Figures are the typical (median) October return and how often it rose — the last 5 years versus the last 10(the heatmap’s default window). This verdict stays anchored to that 10-year window even if you zoom the chart, so it never disagrees with the badges above.
In plain English
This is a stock you can almost set a calendar by, and October is the anchor — it has closed higher in 7 of 10 Octobers, the steadiest beat on its year.
The strength looks broad-based rather than freakish: its average (+3.7%) and median (+3.1%) sit close together, so no single blow-out year is flattering the figure. No month is steadier: October's returns vary by just 4.7% year to year, and even its worst October in 10 years lost only 3.0% — the gentlest downside anywhere on its calendar. Better still, that strength is the stock's own and not just a buoyant market — October has outpaced the S&P 500 by +2.7 points on average. Few peers keep such company in October — the typical stock clears it just 53% of the time.
It doesn't stand entirely alone — January, April, and July have leaned firm as well, if less emphatically. At the other end of the calendar, November is the year's low point, though even there the stock has stayed positive on average (+3.1%), a sign every month leans up, and the edge isn't year-round — the stock has trailed the S&P 500 in July, June, and March. Its roughest month on record was a −35.8% March in 2020 — a reminder of how hard even a seasonal name can fall.
One run worth flagging just ended: a 6-year streak of positive Octobers was snapped by a −1.7% close in 2025. If anything it has sharpened recently — the last five Octobers run ahead of the earlier years.
For a stock this dependable in October, the sharper question is the rest of the year — outside its strong stretch, the calendar gives far less to lean on.
Short answers on the stock's best month (October), its worst (November), and whether it really trades seasonally.
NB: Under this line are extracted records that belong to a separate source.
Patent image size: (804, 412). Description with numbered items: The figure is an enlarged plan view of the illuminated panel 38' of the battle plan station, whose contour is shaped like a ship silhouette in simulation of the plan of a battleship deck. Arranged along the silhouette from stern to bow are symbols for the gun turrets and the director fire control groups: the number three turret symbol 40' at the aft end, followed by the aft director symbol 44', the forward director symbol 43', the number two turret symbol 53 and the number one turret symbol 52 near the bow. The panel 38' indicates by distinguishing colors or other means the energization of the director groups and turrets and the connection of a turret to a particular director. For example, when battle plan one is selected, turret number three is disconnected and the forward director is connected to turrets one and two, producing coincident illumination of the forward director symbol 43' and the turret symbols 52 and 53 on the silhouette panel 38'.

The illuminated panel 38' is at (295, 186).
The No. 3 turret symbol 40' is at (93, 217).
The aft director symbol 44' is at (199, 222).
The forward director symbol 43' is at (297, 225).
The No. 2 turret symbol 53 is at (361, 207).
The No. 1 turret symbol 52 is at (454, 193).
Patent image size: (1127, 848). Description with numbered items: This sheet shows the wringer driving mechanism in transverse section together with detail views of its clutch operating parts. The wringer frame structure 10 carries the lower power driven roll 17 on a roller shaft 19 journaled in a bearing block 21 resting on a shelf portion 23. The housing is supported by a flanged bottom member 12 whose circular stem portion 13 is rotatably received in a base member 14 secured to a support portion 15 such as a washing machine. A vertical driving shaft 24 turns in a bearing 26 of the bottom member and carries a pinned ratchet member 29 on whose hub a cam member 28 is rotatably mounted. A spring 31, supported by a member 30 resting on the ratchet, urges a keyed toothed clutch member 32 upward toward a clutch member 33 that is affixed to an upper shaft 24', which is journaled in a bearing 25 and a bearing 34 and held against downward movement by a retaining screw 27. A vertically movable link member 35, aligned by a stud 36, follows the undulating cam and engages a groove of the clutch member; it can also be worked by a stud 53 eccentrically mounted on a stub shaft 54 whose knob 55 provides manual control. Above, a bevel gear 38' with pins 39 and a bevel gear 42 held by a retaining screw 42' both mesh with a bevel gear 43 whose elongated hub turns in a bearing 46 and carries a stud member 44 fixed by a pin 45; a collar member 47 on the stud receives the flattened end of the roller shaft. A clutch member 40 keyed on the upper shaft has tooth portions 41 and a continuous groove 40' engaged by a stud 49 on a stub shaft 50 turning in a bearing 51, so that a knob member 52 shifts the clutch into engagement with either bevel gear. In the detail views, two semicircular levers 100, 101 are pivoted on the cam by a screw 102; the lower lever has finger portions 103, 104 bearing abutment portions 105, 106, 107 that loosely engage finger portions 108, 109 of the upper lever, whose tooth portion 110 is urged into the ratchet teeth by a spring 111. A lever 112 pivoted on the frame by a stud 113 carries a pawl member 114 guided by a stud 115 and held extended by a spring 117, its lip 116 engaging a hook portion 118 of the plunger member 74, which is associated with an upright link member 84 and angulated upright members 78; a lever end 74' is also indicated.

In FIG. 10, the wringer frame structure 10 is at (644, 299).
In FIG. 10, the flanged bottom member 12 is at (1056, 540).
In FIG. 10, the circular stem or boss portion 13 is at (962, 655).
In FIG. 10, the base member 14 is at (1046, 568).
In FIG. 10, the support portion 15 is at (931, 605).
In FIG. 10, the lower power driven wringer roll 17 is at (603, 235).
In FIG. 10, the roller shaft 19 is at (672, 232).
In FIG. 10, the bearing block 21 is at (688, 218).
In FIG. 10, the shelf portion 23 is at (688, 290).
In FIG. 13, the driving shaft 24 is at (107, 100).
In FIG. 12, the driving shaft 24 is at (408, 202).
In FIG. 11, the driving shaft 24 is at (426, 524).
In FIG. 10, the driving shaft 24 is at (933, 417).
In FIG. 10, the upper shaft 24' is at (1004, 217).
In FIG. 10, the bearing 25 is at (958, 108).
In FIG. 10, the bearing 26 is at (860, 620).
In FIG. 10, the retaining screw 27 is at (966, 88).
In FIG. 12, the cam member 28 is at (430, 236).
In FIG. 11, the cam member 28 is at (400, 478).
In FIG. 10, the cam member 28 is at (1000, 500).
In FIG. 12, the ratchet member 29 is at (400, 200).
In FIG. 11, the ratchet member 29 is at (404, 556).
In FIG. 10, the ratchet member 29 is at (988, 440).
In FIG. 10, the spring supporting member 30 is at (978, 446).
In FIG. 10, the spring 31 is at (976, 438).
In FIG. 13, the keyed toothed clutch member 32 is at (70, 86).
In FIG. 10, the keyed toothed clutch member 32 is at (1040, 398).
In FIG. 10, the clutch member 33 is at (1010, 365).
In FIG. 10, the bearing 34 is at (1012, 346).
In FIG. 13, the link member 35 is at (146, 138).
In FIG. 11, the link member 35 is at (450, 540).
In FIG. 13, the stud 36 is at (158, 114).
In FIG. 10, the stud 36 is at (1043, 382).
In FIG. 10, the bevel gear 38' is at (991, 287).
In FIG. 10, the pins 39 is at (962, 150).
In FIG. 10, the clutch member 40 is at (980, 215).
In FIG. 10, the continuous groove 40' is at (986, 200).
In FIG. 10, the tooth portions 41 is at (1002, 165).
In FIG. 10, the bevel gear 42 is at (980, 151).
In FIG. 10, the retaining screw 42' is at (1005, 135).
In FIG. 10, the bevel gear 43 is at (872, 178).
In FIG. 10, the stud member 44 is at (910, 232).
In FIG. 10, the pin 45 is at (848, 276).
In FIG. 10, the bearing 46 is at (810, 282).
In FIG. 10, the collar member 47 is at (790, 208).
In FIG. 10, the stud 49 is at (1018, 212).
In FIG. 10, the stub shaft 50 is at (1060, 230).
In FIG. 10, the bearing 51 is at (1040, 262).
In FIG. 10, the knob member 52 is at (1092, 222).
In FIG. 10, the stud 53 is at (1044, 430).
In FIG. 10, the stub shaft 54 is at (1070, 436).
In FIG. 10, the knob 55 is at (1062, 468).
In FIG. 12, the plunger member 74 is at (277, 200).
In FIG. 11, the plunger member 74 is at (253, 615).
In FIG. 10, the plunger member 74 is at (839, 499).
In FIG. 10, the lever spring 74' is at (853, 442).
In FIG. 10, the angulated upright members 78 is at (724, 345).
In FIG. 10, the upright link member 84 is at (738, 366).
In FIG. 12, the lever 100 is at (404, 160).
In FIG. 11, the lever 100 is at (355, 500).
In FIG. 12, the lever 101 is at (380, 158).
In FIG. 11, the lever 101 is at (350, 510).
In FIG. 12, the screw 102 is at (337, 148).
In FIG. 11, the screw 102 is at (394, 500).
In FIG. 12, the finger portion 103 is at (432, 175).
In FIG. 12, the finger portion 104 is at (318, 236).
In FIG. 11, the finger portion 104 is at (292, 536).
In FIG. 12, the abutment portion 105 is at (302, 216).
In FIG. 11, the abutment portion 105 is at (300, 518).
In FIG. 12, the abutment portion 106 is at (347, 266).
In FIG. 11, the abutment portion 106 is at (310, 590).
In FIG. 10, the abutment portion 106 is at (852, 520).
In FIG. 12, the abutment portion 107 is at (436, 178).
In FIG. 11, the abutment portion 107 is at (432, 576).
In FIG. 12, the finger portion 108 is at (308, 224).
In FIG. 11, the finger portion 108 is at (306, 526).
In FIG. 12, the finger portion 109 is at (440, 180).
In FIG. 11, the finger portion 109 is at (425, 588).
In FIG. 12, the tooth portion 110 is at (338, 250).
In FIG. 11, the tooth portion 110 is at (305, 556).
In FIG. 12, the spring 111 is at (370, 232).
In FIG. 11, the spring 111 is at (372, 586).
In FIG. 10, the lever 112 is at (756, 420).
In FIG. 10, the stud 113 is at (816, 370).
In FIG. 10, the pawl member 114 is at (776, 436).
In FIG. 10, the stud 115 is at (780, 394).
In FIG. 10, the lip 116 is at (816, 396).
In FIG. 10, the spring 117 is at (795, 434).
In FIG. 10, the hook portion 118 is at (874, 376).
Only mildly. The stock's months are fairly even — October is the firmest (+3.7%) and November the softest (+3.1%), a narrow spread that points to weak seasonality rather than a strong calendar effect.
October has been the strongest, averaging +3.7% and closing higher in 7 of 10 years since 2016.
It's the weakest month, but it has still averaged a small gain (+3.1%) — quiet rather than genuinely bad.
Explore
These names have the strongest July track records on record — a starting point for comparison.